TRIBUNNEWS.COM, JAKARTA - Rencana PT Perusahaan Listrik Negara (PLN) untuk menaikkan tarif tenaga listrik (TTL) secara berkala mulai 1 Mei, dikhawatirkan akan menggerus daya saing industri nasional. Dengan kenaikan TTL tersebut, beban energi yang harus ditanggung pelaku industri akan meningkat menjadi 20-30 persen dari total biaya produksi.
"Salah satu dampaknya yaitu produk impor akan membanjiri pasar dalam negeri. Sebab, harga jual produk lokal menjadi tidak kompetitif akibat kenaikan biaya produksi," kata Ade Sudrajat Usman, Ketua Umum Asosiasi Pertekstilan Indonesia (API), Rabu (23/4/2014).
Menurut Ade, di tengah kesiapan Indonesia menghadapi implementasi Masyarakat Ekonomi ASEAN 2015, seharusnya pemerintah mengeluarkan kebijakan yang mendukung pertumbuhan industri nasional. Tapi kebijakan yang dikeluarkan pemerintah justru tidak mendukung industri.
Saat ini pelaku industri justru semakin terbebani dengan kenaikan TTL yang dampaknya langsung berpengaruh terhadap daya saing industri nasional.
Padahal, kata Ade, 1.200 perusahaan yang bergerak di sektor industri tekstil dan produk tekstil (TPT) di dalam negeri, pasokan energinya masih sangat tergantung dari listrik PLN.
Menurut Ade, harga produk impor tidak mengalami kenaikan, tetapi harga produk nasional terus meningkat seiring tingginya biaya produksi.

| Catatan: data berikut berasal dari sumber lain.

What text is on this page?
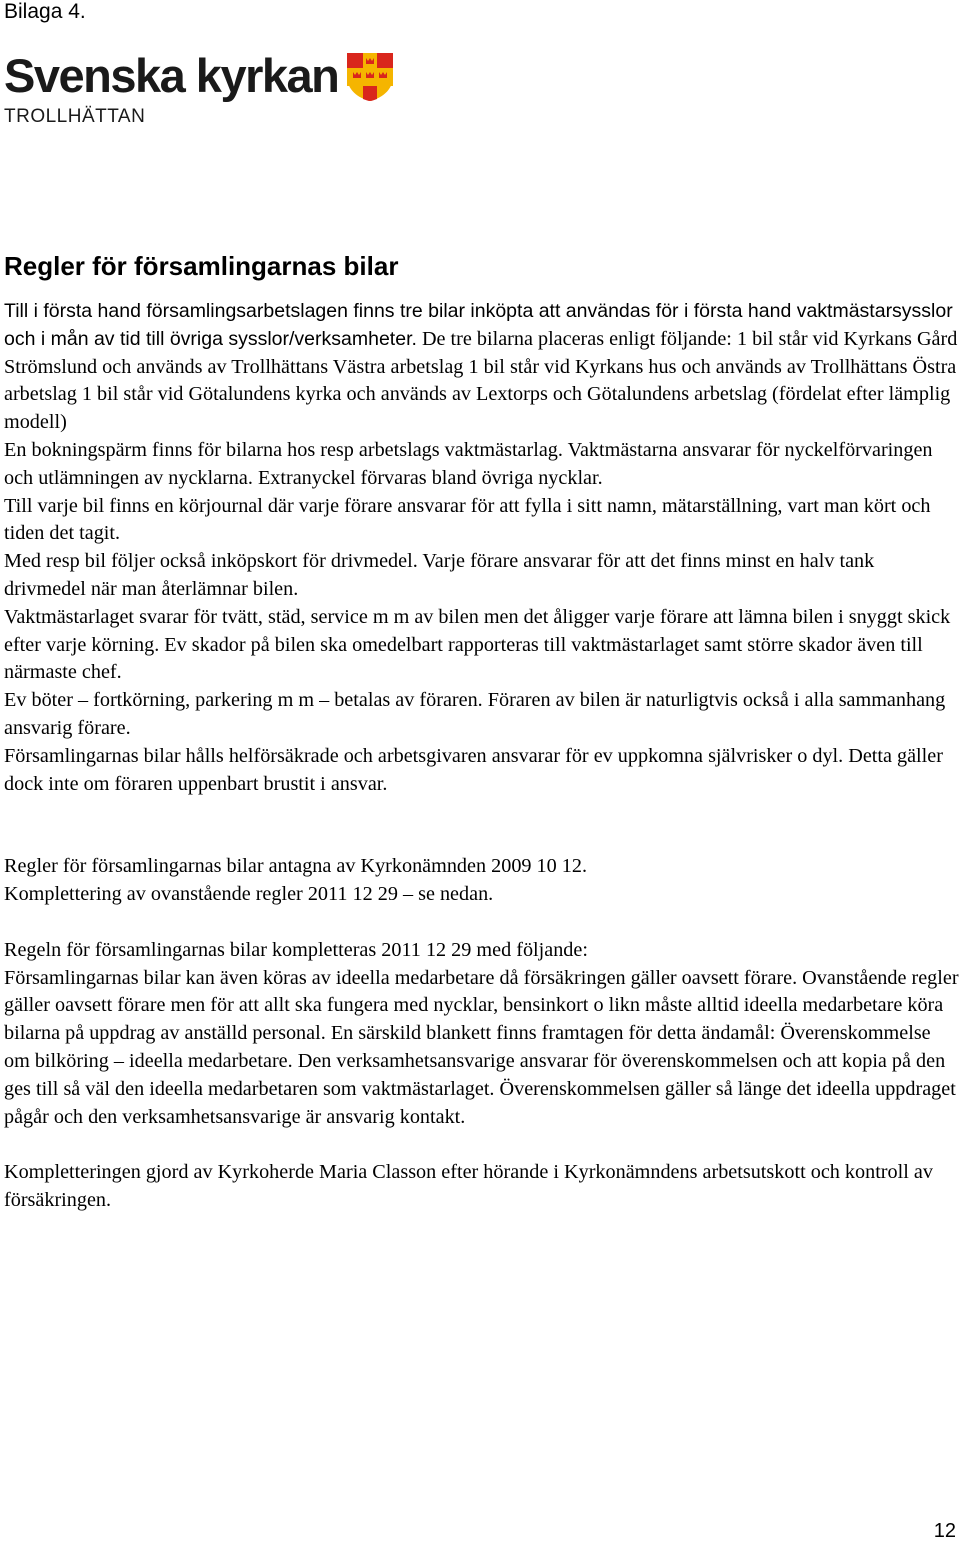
Bilaga 4.
Svenska kyrkan
TROLLHÄTTAN
Regler för församlingarnas bilar

Till i första hand församlingsarbetslagen finns tre bilar inköpta att användas för i första hand vaktmästarsysslor och i mån av tid till övriga sysslor/verksamheter. De tre bilarna placeras enligt följande: 1 bil står vid Kyrkans Gård Strömslund och används av Trollhättans Västra arbetslag 1 bil står vid Kyrkans hus och används av Trollhättans Östra arbetslag 1 bil står vid Götalundens kyrka och används av Lextorps och Götalundens arbetslag (fördelat efter lämplig modell)

En bokningspärm finns för bilarna hos resp arbetslags vaktmästarlag. Vaktmästarna ansvarar för nyckelförvaringen och utlämningen av nycklarna. Extranyckel förvaras bland övriga nycklar.

Till varje bil finns en körjournal där varje förare ansvarar för att fylla i sitt namn, mätarställning, vart man kört och tiden det tagit.

Med resp bil följer också inköpskort för drivmedel. Varje förare ansvarar för att det finns minst en halv tank drivmedel när man återlämnar bilen.

Vaktmästarlaget svarar för tvätt, städ, service m m av bilen men det åligger varje förare att lämna bilen i snyggt skick efter varje körning. Ev skador på bilen ska omedelbart rapporteras till vaktmästarlaget samt större skador även till närmaste chef.

Ev böter – fortkörning, parkering m m – betalas av föraren. Föraren av bilen är naturligtvis också i alla sammanhang ansvarig förare.

Församlingarnas bilar hålls helförsäkrade och arbetsgivaren ansvarar för ev uppkomna självrisker o dyl. Detta gäller dock inte om föraren uppenbart brustit i ansvar.

Regler för församlingarnas bilar antagna av Kyrkonämnden 2009 10 12.

Komplettering av ovanstående regler 2011 12 29 – se nedan.

Regeln för församlingarnas bilar kompletteras 2011 12 29 med följande:

Församlingarnas bilar kan även köras av ideella medarbetare då försäkringen gäller oavsett förare. Ovanstående regler gäller oavsett förare men för att allt ska fungera med nycklar, bensinkort o likn måste alltid ideella medarbetare köra bilarna på uppdrag av anställd personal. En särskild blankett finns framtagen för detta ändamål: Överenskommelse om bilköring – ideella medarbetare. Den verksamhetsansvarige ansvarar för överenskommelsen och att kopia på den ges till så väl den ideella medarbetaren som vaktmästarlaget. Överenskommelsen gäller så länge det ideella uppdraget pågår och den verksamhetsansvarige är ansvarig kontakt.

Kompletteringen gjord av Kyrkoherde Maria Classon efter hörande i Kyrkonämndens arbetsutskott och kontroll av försäkringen.

12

Pemerintah ingin menekan defisit neraca perdagangan, namun menaikkan TTL dan mendorong produk impor masuk dalam jumlah yang besar.

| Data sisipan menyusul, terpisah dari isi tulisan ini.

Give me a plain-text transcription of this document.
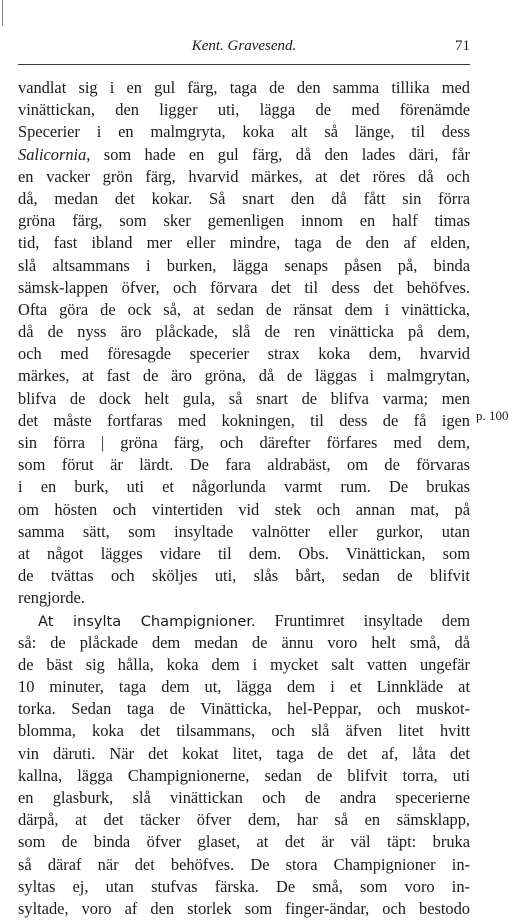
Kent. Gravesend.	71
p. 100
vandlat sig i en gul färg, taga de den samma tillika med
vinättickan, den ligger uti, lägga de med förenämde
Specerier i en malmgryta, koka alt så länge, til dess
Salicornia, som hade en gul färg, då den lades däri, får
en vacker grön färg, hvarvid märkes, at det röres då och
då, medan det kokar. Så snart den då fått sin förra
gröna färg, som sker gemenligen innom en half timas
tid, fast ibland mer eller mindre, taga de den af elden,
slå altsammans i burken, lägga senaps påsen på, binda
sämsk-lappen öfver, och förvara det til dess det behöfves.
Ofta göra de ock så, at sedan de ränsat dem i vinätticka,
då de nyss äro plåckade, slå de ren vinätticka på dem,
och med föresagde specerier strax koka dem, hvarvid
märkes, at fast de äro gröna, då de läggas i malmgrytan,
blifva de dock helt gula, så snart de blifva varma; men
det måste fortfaras med kokningen, til dess de få igen
sin förra | gröna färg, och därefter förfares med dem,
som förut är lärdt. De fara aldrabäst, om de förvaras
i en burk, uti et någorlunda varmt rum. De brukas
om hösten och vintertiden vid stek och annan mat, på
samma sätt, som insyltade valnötter eller gurkor, utan
at något lägges vidare til dem. Obs. Vinättickan, som
de tvättas och sköljes uti, slås bårt, sedan de blifvit
rengjorde.
At insylta Champignioner. Fruntimret insyltade dem
så: de plåckade dem medan de ännu voro helt små, då
de bäst sig hålla, koka dem i mycket salt vatten ungefär
10 minuter, taga dem ut, lägga dem i et Linnkläde at
torka. Sedan taga de Vinätticka, hel-Peppar, och muskot-
blomma, koka det tilsammans, och slå äfven litet hvitt
vin däruti. När det kokat litet, taga de det af, låta det
kallna, lägga Champignionerne, sedan de blifvit torra, uti
en glasburk, slå vinättickan och de andra specerierne
därpå, at det täcker öfver dem, har så en sämsklapp,
som de binda öfver glaset, at det är väl täpt: bruka
så däraf när det behöfves. De stora Champignioner in-
syltas ej, utan stufvas färska. De små, som voro in-
syltade, voro af den storlek som finger-ändar, och bestodo
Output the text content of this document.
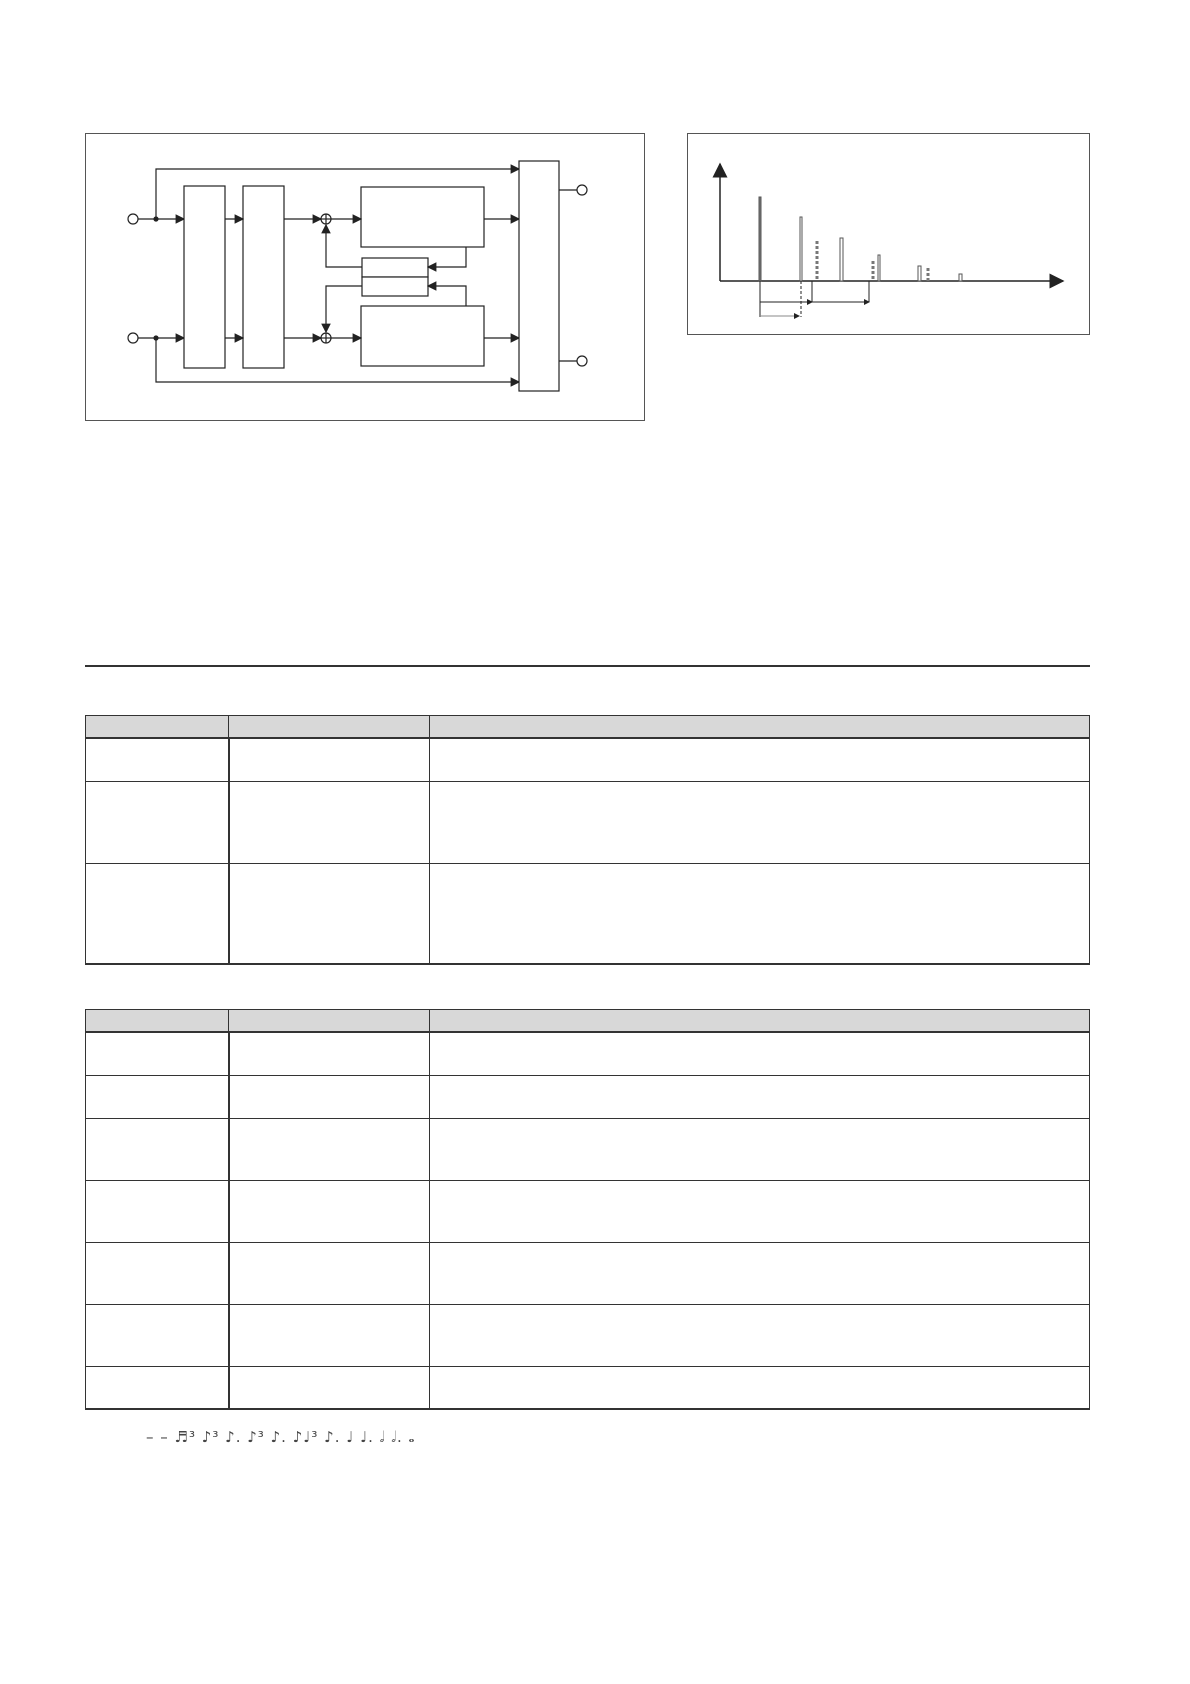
– – ♬³ ♪³ ♪. ♪³ ♪. ♪♩³ ♪. ♩ ♩. 𝅗𝅥 𝅗𝅥. 𝅝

Menanggapi hal tersebut, Direktur Jenderal (Dirjen) Basis Industri Manufaktur Kementerian Perindustrian, Harjanto mengatakan, kenaikan TTL tidak bisa dihindari karena sudah disepakati sebelumnya. “Industri hulu khususnya TPT akan terkena dampak kenaikan TTL,” tuturnya.
Berdasarkan data Kementerian Perindustrian, nilai impor TPT dalam beberapa tahun terakhir terus melonjak. Kenaikan yang cukup besar terjadi pada 2013. Dia mengatakan, saat itu nilainya mencapai 8,47 miliar dolar. Angka ini lebih tinggi dibanding dengan tahun sebelumnya, 8,14 miliar dolar AS.